混合正态分布的重要性抽样

Question

How do you compute the mean of a gaussian mixture model via importance sampling? Say i have a model such that there is a 60% chance of being sampled from a N(-1,1) distribution, and a 40% chance of being sampled from a N(2,1/9) distribution. Below is what i have from the standard importance sampling format of g*f(x)/h; but i do not think my function f is correct because I used a summation mix function instead of truly sampling through probability.
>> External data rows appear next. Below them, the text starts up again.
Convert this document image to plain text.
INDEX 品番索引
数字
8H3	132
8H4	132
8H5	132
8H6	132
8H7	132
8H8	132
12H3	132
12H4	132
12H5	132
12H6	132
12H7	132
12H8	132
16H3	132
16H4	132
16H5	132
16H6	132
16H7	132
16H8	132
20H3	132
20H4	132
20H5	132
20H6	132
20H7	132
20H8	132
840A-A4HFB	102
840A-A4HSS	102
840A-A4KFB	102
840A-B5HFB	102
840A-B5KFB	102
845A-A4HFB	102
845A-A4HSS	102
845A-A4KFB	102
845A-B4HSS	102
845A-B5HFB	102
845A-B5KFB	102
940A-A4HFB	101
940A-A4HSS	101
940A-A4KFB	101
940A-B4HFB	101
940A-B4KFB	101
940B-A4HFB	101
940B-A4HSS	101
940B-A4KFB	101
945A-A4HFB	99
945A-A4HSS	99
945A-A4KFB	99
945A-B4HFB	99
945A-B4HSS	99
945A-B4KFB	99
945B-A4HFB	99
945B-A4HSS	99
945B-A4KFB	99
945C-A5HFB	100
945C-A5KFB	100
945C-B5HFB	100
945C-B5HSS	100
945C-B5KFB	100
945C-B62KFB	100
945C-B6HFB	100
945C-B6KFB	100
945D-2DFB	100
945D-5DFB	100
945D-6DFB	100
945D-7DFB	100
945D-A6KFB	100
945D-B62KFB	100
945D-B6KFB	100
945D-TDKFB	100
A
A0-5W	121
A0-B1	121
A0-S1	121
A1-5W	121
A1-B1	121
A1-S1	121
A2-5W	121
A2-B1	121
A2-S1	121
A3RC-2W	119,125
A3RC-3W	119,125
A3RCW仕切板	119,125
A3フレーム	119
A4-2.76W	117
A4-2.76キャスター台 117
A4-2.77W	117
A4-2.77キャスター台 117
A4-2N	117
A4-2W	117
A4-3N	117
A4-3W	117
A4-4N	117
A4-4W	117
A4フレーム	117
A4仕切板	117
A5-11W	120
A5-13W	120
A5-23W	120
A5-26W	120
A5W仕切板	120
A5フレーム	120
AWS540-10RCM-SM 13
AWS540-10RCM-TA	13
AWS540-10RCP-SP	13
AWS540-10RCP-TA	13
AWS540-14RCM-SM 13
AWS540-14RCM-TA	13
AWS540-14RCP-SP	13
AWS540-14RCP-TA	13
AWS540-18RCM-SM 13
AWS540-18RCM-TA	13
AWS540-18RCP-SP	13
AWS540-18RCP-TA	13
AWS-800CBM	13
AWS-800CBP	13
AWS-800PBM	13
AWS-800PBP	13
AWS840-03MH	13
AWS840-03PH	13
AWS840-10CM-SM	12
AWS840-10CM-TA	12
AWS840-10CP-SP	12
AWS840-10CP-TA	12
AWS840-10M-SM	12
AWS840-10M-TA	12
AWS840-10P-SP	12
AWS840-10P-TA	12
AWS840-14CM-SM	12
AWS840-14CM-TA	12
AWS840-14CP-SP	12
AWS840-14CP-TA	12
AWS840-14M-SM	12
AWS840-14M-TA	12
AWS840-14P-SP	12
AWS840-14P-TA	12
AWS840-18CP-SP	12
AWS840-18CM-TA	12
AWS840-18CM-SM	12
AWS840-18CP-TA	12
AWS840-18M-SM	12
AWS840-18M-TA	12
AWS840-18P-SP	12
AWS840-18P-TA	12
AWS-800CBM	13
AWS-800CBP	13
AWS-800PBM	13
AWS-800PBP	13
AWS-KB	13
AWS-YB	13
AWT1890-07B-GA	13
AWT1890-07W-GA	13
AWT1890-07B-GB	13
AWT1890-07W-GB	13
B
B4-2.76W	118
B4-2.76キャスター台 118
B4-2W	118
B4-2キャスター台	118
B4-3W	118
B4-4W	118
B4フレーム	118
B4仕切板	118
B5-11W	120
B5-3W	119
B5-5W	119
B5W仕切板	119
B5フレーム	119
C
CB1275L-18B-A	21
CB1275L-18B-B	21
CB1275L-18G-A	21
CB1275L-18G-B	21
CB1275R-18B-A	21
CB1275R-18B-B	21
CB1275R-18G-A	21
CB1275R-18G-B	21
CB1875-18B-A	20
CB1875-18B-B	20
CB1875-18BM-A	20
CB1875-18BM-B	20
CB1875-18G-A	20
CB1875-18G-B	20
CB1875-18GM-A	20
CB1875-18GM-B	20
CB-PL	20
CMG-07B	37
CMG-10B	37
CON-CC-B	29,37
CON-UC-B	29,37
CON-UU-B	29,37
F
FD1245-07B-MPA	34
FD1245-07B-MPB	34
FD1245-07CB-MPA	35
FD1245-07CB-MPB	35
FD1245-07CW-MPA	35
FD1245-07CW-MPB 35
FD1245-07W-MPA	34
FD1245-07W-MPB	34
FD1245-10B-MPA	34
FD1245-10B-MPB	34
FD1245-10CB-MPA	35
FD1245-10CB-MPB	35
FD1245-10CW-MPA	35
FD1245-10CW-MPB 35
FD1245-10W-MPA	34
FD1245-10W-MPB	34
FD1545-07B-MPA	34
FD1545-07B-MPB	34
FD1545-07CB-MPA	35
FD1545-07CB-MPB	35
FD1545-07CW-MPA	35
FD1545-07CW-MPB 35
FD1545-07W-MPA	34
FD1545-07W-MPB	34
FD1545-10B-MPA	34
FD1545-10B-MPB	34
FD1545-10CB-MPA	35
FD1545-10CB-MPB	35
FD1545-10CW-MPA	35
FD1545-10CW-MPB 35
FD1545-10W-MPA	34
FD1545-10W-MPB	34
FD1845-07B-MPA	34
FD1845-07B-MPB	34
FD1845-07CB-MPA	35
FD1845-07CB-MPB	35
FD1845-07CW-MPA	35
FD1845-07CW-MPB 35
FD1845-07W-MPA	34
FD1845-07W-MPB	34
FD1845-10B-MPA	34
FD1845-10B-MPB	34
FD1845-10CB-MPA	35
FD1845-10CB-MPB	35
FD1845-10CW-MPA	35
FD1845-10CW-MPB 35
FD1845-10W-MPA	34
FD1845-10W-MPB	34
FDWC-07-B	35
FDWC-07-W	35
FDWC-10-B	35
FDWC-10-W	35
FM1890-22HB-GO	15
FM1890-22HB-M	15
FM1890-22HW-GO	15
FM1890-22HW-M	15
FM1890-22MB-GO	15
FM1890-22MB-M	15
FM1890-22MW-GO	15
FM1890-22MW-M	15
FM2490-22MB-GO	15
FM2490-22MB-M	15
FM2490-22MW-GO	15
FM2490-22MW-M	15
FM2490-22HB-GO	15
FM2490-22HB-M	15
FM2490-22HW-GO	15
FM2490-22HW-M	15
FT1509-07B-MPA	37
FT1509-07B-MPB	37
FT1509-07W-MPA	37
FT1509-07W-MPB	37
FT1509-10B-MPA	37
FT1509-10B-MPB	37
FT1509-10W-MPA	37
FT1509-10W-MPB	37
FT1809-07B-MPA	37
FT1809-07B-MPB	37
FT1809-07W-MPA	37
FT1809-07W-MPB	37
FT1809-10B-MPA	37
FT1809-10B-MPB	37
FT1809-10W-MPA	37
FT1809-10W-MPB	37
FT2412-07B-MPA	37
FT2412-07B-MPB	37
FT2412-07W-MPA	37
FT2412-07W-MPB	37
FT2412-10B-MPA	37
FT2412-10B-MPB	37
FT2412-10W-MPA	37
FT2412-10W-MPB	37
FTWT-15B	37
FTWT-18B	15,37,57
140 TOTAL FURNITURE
Is there any suggestion on what I should change? thanks!

set.seed(100)
N = 100
x = rnorm(N,mean=0,sd=0.6) # Sample x samples from the proposal distribution h(x)
h = dnorm(x,mean=0,sd=0.6) # Evaluate h(x)
g = rep(0,N)
g=x


f = function(x) {        # Evaluate f(x)
  f = 0.6*rnorm(x,-1,1)+0.4*rnorm(x,2,1/9)
  return(f)
} 

mean(g*f(x)/h)

Answer 1

For importance sampling, I guess there are several points that you should change in your code:

1. You may need a sufficient large N
2. You should use dnorm , rather than rnorm in your function f

An example is as below:

N = 1e8
X = rnorm(N) # Sample x samples from the proposal distribution h(x)
h = dnorm(X) # Evaluate h(x)


f = function(x) 0.6*dnorm(x,-1,1)+0.4*dnorm(x,2,1/9)      # Evaluate f(x)

mean(X*f(X)/h)
# [1] 0.2002296

As you can see, the theoretical mean of the mixed normal distribution is 0.6*(-1) + 0.4*2 = 0.2 , which is consistent to the result via importance sampling.